田沼は跳ねるように椅子から立ち上がった。

その拍子に椅子が倒れる。


「ああ、事務所には既に許可をもらっている」

「ありがとうございます! ありがとうございます!」


田沼はそう言って及川の手を取りぎゅうぎゅう両手で握った。


「喜んでくれて嬉しいよ」

「そりゃぁ喜びますよ! MCっすよ!?」

「まあ詳しくはこれからで、今日は2人を会わせたいって意味もあったんだ」


すると田沼は那原に手を差し出した。
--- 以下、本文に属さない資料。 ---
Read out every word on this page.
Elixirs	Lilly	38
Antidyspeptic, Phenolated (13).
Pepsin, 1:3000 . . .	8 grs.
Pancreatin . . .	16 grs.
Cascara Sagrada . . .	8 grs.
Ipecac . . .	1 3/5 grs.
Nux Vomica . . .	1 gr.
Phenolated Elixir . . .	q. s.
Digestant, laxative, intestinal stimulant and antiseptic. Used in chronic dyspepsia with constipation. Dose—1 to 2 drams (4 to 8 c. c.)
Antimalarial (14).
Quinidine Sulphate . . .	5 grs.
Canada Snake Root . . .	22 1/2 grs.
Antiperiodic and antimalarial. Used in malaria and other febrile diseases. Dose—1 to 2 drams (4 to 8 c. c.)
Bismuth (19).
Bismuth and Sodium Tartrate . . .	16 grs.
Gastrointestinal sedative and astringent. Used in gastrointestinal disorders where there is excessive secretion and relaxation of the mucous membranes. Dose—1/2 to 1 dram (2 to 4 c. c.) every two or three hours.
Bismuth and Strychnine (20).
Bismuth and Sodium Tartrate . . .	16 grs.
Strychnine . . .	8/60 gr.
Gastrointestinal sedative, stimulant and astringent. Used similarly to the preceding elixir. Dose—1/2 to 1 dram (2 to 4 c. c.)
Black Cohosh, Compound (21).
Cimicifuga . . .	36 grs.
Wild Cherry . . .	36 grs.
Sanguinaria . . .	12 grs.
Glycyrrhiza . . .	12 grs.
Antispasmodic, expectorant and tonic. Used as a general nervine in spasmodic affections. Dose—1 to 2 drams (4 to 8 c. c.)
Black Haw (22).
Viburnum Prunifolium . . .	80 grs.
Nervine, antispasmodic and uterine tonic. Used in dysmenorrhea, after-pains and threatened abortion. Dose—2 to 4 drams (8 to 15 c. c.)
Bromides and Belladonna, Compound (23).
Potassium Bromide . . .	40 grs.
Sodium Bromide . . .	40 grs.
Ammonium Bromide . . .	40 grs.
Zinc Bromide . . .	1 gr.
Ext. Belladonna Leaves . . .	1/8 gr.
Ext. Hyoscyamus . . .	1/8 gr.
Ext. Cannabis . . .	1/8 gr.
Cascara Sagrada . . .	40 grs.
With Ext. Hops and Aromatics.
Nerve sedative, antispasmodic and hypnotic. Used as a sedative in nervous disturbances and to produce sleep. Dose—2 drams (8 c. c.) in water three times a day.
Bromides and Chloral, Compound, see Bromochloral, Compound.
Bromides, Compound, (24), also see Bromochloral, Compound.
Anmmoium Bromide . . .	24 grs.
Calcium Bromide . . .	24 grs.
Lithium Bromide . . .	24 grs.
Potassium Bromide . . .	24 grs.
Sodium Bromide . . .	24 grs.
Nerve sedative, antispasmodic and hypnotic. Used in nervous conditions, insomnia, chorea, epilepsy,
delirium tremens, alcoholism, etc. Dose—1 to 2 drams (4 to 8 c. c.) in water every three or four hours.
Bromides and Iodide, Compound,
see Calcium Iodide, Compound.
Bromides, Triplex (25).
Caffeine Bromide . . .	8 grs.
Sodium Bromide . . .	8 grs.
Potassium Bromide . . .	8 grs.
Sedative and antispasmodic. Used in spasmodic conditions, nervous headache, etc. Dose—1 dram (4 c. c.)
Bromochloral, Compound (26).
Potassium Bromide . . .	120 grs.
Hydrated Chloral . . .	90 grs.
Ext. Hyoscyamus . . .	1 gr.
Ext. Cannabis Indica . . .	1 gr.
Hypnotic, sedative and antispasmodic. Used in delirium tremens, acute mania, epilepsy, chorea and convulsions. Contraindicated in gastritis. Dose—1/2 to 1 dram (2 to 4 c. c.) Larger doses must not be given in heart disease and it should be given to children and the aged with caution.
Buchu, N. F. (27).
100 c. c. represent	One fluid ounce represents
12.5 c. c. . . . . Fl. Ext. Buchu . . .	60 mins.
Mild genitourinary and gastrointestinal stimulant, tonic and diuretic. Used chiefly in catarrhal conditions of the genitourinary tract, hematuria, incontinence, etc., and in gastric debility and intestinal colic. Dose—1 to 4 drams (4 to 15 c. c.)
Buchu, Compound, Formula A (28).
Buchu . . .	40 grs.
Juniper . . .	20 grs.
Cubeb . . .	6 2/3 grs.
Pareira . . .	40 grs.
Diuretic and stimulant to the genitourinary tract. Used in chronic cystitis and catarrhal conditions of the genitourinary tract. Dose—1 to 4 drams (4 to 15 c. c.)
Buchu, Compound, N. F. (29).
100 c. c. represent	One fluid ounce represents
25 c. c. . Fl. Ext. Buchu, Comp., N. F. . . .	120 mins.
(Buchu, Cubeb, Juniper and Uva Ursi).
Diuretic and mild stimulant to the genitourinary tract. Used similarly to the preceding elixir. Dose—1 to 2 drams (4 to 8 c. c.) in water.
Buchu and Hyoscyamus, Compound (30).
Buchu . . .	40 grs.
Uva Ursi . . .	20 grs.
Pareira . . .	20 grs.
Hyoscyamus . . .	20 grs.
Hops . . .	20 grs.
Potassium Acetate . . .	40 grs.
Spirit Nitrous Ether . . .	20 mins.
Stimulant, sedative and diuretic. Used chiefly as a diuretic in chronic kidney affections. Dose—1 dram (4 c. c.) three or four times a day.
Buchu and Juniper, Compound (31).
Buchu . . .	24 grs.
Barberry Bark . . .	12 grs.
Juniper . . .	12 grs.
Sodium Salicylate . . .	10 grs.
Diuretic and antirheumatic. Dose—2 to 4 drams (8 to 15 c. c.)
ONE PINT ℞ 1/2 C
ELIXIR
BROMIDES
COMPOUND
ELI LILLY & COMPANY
こちらは片手だ。


「那原さん、よろしくお願いします!」


那原はおしぼりで手を拭いてから田沼の握手を受け入れた。


「こちらこそ」


田沼の手はすぐに離れて、そのままガッツポーズをした。


「とりあえず食事を済ませた後、コーヒーでも飲みながらここで軽く打ち合わせをしよう」

「はい!」


田沼は元気よく挨拶した後、後ろに倒れた椅子を戻し食後のコーヒーに大量のミルクと砂糖を入れていた。